She is one. Even the low tide reaches her belly button. She’s as timid as she is tiny. These days, you might say the apple doesn’t fall far from the tree. Tiny. Timid. I hung up my adventure seeking flag right about the time I found out about her. Rewards of adventure stopped outweighing the risks, and all that. But, also, just watching her toddle across the floor overloads the adventure capacity of my soul, never mind all of the other wild, new, ever changing things she does. Tiny and timid as she is, she is an adventure-a-minute.
So I don’t mind that she doesn’t barrel into the ocean, throwing herself at the waves before she’s figured out if they’ll throw her back. She won’t know the feeling of wet sand between her toes until the last day of this trip. And then, of course, she won’t want to come back to dry sand. But for now, this morning when the sun is not yet too high in the sky and the breeze is just right, she’ll take in the ocean drip-by-drip from the safety of our arms as we barely wade in deep enough for the waves to splash her.
She is two. I’m balancing her carefully on my swollen belly while the water laps at my equally swollen ankles. The bravery she earned during last summer’s trip washed away in winter snow and spring rain. In between packing beach towels and swim suits and preparing to leave our nest at the height of my pre-baby nesting frenzy, we read Ladybug Girl at the Beach. Because although our whole world is about to change, I still have the luxury of time to spend preparing the world for her, and her for it. It may be the last time that I can meticulously plan and think and orchestrate so that things will go just right.
So we observe Lulu’s fear of the water and her ultimate, if accidental, bravery at the end of the story. We talk about the beach and the waves and how much fun Lulu has in the hopes that all this talk will prime my girl to jump right in when we reach the coast. But, once again, her feet stay dry until the last day when we drag her from the sea, brush her off, watch her sleep in the car all the way home.
She is three. A big sister with a year of preschool behind her, almost propelling her forwards. So forwards she goes, to the point where the waves kiss the shore. Still timid, still holding back, but tiptoeing into this new stretch of land. This confidence in herself and her process looks strange on a three-year-old, but she wears it well. By day two, three at the latest, she’s in up to her ankles. We brought Ladybug Girl with us this year and we let her inspire us. We rush towards the water, hand-in-hand, daring the waves to chase us. And when they do, as they always will, we run beyond their reach. Her desire to play is insatiable. The adults take turns walking her down to the edge, bringing her back when their arms or legs or, quite frankly, hearts are exhausted from keeping her safe. I miss the days of wrapping her arms around my neck to gaze out at the horizon and I also revel in the joy of her now. I ache to stand beside her in the ocean and I also want nothing more than to sit with the baby, who still can’t move, back on the blanket where it’s safe.
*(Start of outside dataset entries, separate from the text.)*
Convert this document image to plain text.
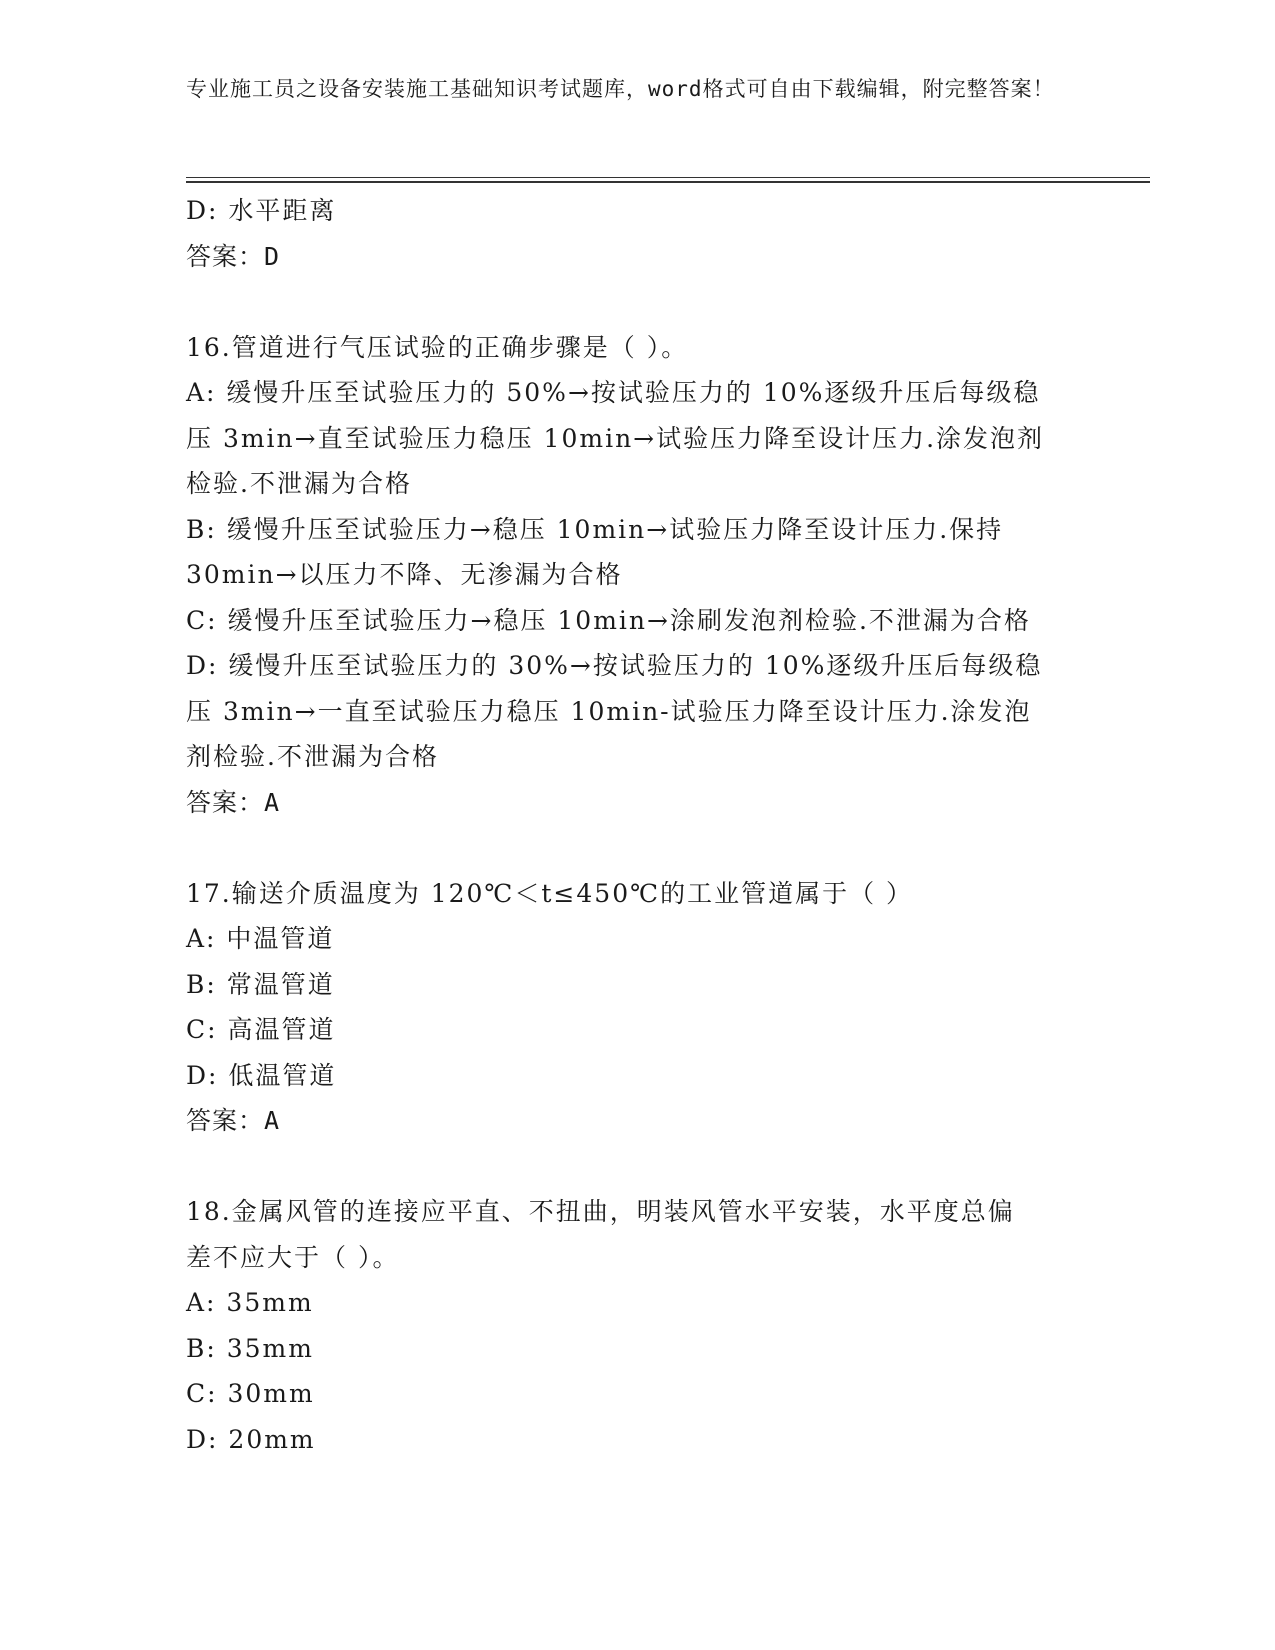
专业施工员之设备安装施工基础知识考试题库，word格式可自由下载编辑，附完整答案！
D: 水平距离
答案：D
16.管道进行气压试验的正确步骤是（ ）。
A: 缓慢升压至试验压力的 50%→按试验压力的 10%逐级升压后每级稳
压 3min→直至试验压力稳压 10min→试验压力降至设计压力.涂发泡剂
检验.不泄漏为合格
B: 缓慢升压至试验压力→稳压 10min→试验压力降至设计压力.保持
30min→以压力不降、无渗漏为合格
C: 缓慢升压至试验压力→稳压 10min→涂刷发泡剂检验.不泄漏为合格
D: 缓慢升压至试验压力的 30%→按试验压力的 10%逐级升压后每级稳
压 3min→一直至试验压力稳压 10min-试验压力降至设计压力.涂发泡
剂检验.不泄漏为合格
答案：A
17.输送介质温度为 120℃＜t≤450℃的工业管道属于（ ）
A: 中温管道
B: 常温管道
C: 高温管道
D: 低温管道
答案：A
18.金属风管的连接应平直、不扭曲，明装风管水平安装，水平度总偏
差不应大于（ ）。
A: 35mm
B: 35mm
C: 30mm
D: 20mm
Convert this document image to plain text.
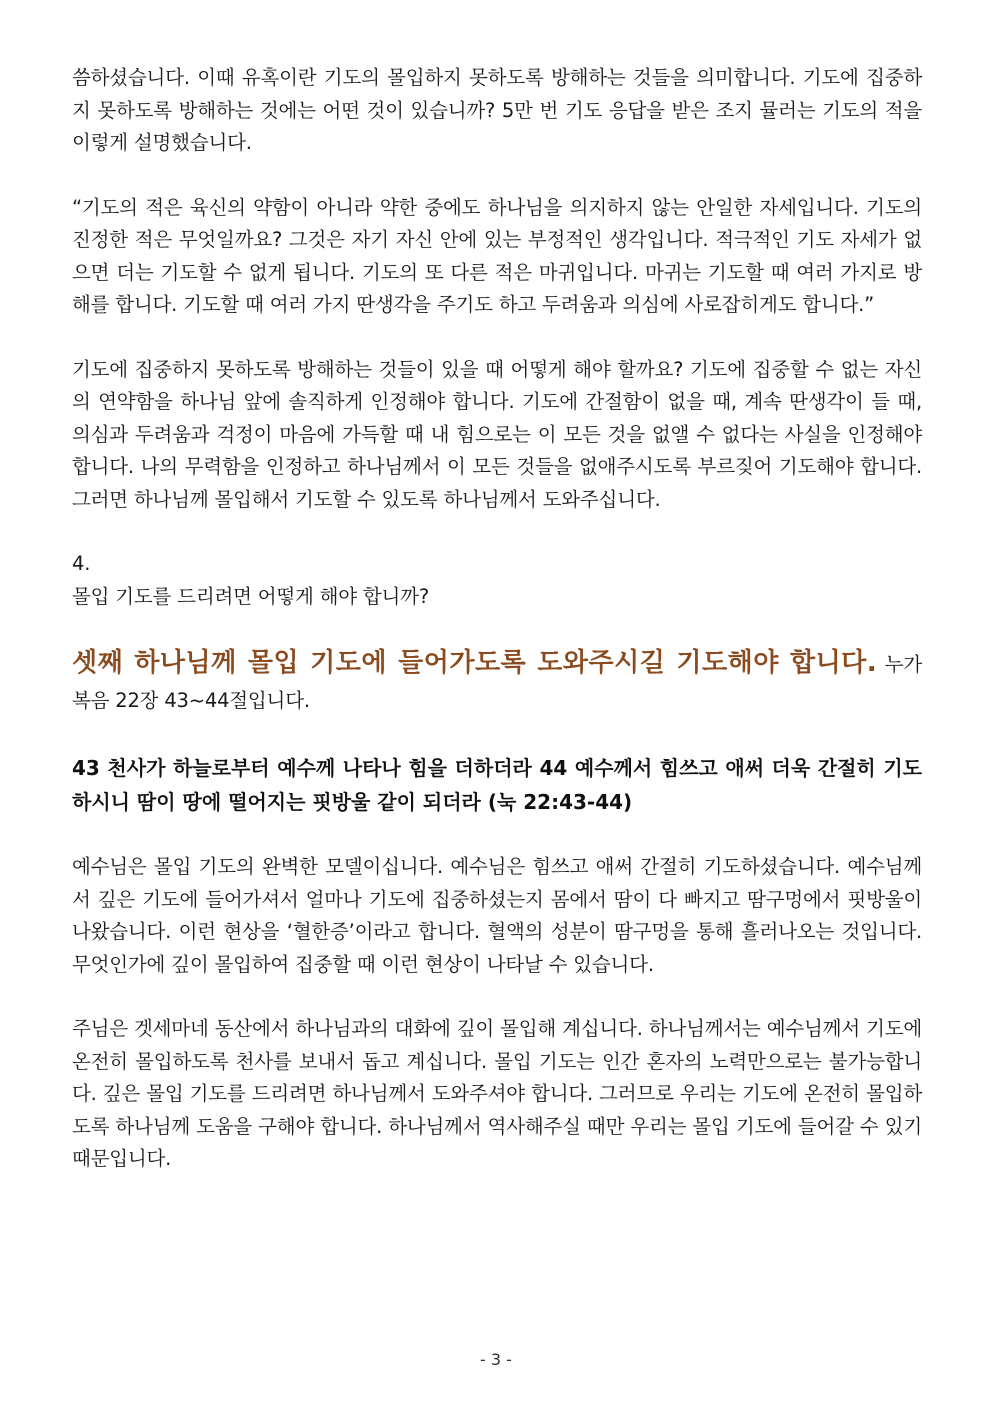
씀하셨습니다. 이때 유혹이란 기도의 몰입하지 못하도록 방해하는 것들을 의미합니다. 기도에 집중하지 못하도록 방해하는 것에는 어떤 것이 있습니까? 5만 번 기도 응답을 받은 조지 뮬러는 기도의 적을 이렇게 설명했습니다.

“기도의 적은 육신의 약함이 아니라 약한 중에도 하나님을 의지하지 않는 안일한 자세입니다. 기도의 진정한 적은 무엇일까요? 그것은 자기 자신 안에 있는 부정적인 생각입니다. 적극적인 기도 자세가 없으면 더는 기도할 수 없게 됩니다. 기도의 또 다른 적은 마귀입니다. 마귀는 기도할 때 여러 가지로 방해를 합니다. 기도할 때 여러 가지 딴생각을 주기도 하고 두려움과 의심에 사로잡히게도 합니다.”

기도에 집중하지 못하도록 방해하는 것들이 있을 때 어떻게 해야 할까요? 기도에 집중할 수 없는 자신의 연약함을 하나님 앞에 솔직하게 인정해야 합니다. 기도에 간절함이 없을 때, 계속 딴생각이 들 때, 의심과 두려움과 걱정이 마음에 가득할 때 내 힘으로는 이 모든 것을 없앨 수 없다는 사실을 인정해야 합니다. 나의 무력함을 인정하고 하나님께서 이 모든 것들을 없애주시도록 부르짖어 기도해야 합니다. 그러면 하나님께 몰입해서 기도할 수 있도록 하나님께서 도와주십니다.

4.

몰입 기도를 드리려면 어떻게 해야 합니까?

셋째 하나님께 몰입 기도에 들어가도록 도와주시길 기도해야 합니다. 누가복음 22장 43~44절입니다.

43 천사가 하늘로부터 예수께 나타나 힘을 더하더라 44 예수께서 힘쓰고 애써 더욱 간절히 기도하시니 땀이 땅에 떨어지는 핏방울 같이 되더라 (눅 22:43-44)

예수님은 몰입 기도의 완벽한 모델이십니다. 예수님은 힘쓰고 애써 간절히 기도하셨습니다. 예수님께서 깊은 기도에 들어가셔서 얼마나 기도에 집중하셨는지 몸에서 땀이 다 빠지고 땀구멍에서 핏방울이 나왔습니다. 이런 현상을 ‘혈한증’이라고 합니다. 혈액의 성분이 땀구멍을 통해 흘러나오는 것입니다. 무엇인가에 깊이 몰입하여 집중할 때 이런 현상이 나타날 수 있습니다.

주님은 겟세마네 동산에서 하나님과의 대화에 깊이 몰입해 계십니다. 하나님께서는 예수님께서 기도에 온전히 몰입하도록 천사를 보내서 돕고 계십니다. 몰입 기도는 인간 혼자의 노력만으로는 불가능합니다. 깊은 몰입 기도를 드리려면 하나님께서 도와주셔야 합니다. 그러므로 우리는 기도에 온전히 몰입하도록 하나님께 도움을 구해야 합니다. 하나님께서 역사해주실 때만 우리는 몰입 기도에 들어갈 수 있기 때문입니다.

- 3 -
She is four. We squeeze in a trip to the beach long after summer’s end. We’re here for a wedding and the water is freezing and we’re dressed up with fancy shoes. But the seasons didn’t wash away last year’s bravery this time and she wades right in, hiking the tulle of her skirt up above her knees. When I think of the joy that I know lives inside her, when I worry that this mood or that disappointment will take her over, when I worry that I’m not making this childhood all that it could be for her, I think of her right now. Her and the ocean and the big blue sky. And I remember that we’re alright.
She is five. Fearless. Fierce. A force. Still tiny and maybe just the slightest bit timid. But most of that has all but faded away, replaced with an eagerness that she has just started to figure out how to use. It’s as though she’s already read Thoreau and totally bought into his desire to “live deep and suck out all the marrow of life.” Her feet are wet before we even lay out the blanket. She wants to go in farther, farther, farther still. She refuses to hold anyone’s hand until a wave knocks her straight down. And then she gets up and goes right back again. Her confidence is a rock and it won’t be knocked loose that easily.
I think back to beach trips past, how hard it was to encourage her towards the water, and I’m amazed. What has happened in the past year or two? Where did she find this confidence, this fearlessness, this excitement? I hope that it is a little bit from me and a little bit from her and that it is a gift she’ll carry with her.
She is six. Eager and excited from the moment she opens her eyes until the second she gives in to sleep, every day. She wants to experience it all. She is no longer cautious but, instead, seems almost wise. As though the sensor inside her that determines whether or not she is ready for something is already so finely tuned that she doesn’t need to think twice. And most of the time she is ready. She rushes for the waves, begs to go farther, but settles in water up around her waist when we pull her back. She balances building sandcastles and looking for shells with jumping waves with a natural ease that suits us all.
We still clasp hands and run towards the ocean, daring it to chase us. And it does. It always will. Just as I’ll always check in with the ocean, to take stock each year and admire my girl at the beach.